The litigation is argued around following legal points:

–              That the excessive tariff which the NMBM charges includes an effective surcharge, which is a factual taxation above the cost to distribute electricity in the NMBM. NERSA has no constitutional power to impose a surcharge indirectly, or on behalf of any Municipality: Nersa, being the energy regulator, has no powers to regulate taxation, surcharges or other municipal financial affairs.

–              That in approving the relevant electricity tariffs, NERSA did not consider relevant information, and did not apply its mind (Nersa did not have the required financial information available to make a proper tariff determination. They impose a “general” inflationary based increase, without having data for the NMB at their disposal)

–              That business in Nelson Mandela Bay pays unjustifiably higher rates for electricity  compared to business that fall outside of the Nelson Mandela Bay licenced area;

–              That no concession is granted to industrial electricity users within the Nelson Mandela Bay Municipality licenced area;

–              That the imposition of the Nelson Mandela Bay Municipal tariff did not comply with various legislative requirements, and is in violation of constitutional rights: The NMBM once again did not take up their legal obligation to consult with stakeholders regarding the 2013 tariffs, they also failed to comply to many of the license conditions which they are bound to comply to as a distributor of electricity as se out in the license conditions.

The future and imminent impact of the tariff increases will require:

–          Industries to recover the costs through increasing product and commodity pricing, resulting in the consumer paying more (over and above their home electricity bill), increasing the general cost of living;

–          Certain industries to consider foreclosure or relocation to alternate provinces

Current and projected electricity tariffs have a significant adverse economic impact on the continued survival of the manufacturing industry and commercial sector in the NMB.

The electricity cost to industry in Nelson Mandela Bay is amongst the highest in the world and has reached a tipping point.
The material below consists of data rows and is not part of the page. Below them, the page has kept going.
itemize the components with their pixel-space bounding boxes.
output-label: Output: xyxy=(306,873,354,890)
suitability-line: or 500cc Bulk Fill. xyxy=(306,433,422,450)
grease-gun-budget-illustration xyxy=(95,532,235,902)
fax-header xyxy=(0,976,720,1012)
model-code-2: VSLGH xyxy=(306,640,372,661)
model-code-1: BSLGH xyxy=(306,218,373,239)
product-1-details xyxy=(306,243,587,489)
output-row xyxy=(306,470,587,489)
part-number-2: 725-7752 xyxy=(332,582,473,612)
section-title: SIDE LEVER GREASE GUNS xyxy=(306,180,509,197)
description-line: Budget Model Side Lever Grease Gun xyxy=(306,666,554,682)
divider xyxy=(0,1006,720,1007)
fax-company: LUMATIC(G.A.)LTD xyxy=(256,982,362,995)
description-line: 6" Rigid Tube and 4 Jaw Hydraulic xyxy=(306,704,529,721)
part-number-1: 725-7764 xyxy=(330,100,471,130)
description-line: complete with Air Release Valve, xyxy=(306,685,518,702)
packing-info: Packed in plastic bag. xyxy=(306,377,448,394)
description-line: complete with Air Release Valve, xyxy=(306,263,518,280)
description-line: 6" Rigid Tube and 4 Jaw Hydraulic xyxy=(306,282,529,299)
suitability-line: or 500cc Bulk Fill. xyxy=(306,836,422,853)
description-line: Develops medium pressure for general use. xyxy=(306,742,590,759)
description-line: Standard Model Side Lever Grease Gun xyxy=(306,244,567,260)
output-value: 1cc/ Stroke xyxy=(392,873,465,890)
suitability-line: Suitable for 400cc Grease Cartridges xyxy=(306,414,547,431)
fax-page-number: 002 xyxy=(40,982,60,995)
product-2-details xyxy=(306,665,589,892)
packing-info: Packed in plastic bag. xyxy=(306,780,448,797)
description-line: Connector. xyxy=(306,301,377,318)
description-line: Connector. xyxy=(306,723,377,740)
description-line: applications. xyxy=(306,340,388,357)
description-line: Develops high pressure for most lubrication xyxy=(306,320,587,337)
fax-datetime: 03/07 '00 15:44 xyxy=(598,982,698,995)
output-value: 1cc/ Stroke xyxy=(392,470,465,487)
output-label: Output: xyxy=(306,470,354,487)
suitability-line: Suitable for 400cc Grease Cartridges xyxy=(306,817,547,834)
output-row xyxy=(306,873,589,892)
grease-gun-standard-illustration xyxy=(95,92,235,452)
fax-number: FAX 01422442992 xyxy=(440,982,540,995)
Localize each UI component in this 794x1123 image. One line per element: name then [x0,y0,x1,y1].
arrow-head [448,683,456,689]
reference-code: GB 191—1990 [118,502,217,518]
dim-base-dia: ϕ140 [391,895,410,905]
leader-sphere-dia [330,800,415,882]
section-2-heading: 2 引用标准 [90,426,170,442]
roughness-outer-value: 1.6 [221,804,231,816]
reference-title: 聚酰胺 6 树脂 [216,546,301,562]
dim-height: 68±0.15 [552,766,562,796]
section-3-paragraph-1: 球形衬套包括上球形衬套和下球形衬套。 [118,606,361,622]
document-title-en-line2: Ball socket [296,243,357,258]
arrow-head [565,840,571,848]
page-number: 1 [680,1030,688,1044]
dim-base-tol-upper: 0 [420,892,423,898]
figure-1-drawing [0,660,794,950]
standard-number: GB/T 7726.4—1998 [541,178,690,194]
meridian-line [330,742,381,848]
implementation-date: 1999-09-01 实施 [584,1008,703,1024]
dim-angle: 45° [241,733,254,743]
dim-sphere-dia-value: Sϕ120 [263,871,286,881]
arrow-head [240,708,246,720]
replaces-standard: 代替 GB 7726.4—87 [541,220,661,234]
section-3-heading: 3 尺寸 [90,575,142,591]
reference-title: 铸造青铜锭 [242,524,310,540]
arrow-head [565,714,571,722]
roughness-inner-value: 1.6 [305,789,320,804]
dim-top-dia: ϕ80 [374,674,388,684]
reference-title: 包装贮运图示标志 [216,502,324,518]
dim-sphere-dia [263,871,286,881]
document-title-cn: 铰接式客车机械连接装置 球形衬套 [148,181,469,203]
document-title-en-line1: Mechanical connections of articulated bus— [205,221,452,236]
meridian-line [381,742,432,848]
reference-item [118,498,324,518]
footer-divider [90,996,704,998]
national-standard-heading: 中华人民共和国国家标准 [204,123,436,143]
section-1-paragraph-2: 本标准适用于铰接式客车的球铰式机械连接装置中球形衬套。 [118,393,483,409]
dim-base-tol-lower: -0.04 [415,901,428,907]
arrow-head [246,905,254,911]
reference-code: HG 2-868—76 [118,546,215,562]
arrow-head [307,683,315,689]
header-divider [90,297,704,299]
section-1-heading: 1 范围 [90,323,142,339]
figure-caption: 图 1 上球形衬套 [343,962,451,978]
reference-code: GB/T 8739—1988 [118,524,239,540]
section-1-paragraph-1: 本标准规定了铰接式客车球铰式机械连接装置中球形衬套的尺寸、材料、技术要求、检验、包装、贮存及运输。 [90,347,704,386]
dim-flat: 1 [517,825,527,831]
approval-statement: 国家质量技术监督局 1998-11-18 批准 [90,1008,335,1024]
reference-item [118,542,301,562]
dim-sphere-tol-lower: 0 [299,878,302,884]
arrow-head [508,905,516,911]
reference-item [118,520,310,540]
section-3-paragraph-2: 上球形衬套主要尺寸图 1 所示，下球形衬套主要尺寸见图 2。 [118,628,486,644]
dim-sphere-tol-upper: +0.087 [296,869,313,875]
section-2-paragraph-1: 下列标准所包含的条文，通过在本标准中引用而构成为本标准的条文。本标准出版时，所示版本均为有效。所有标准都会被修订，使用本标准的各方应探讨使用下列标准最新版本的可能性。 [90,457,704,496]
The more a business depends on energy, the more it will be affected.

Municipal Mark-ups on the NERSA tariff of up to 50% are a catastrophic reality for industry and business. Energy Intensive Users are already at a point where 950 jobs have been lost and investment has come to a grinding halt. The increase has considerable knock-on effects on the competitiveness, viability and sustainability of businesses, and the ability of industries to retain or even create jobs.

We need an electricity price path which will ensure that South African business remains financially viable and creates investment opportunities which attract investors, rather than deter them.  One of these catalysts is to provide a sustainable utility, with good quality of supply that remains affordable for all South Africans.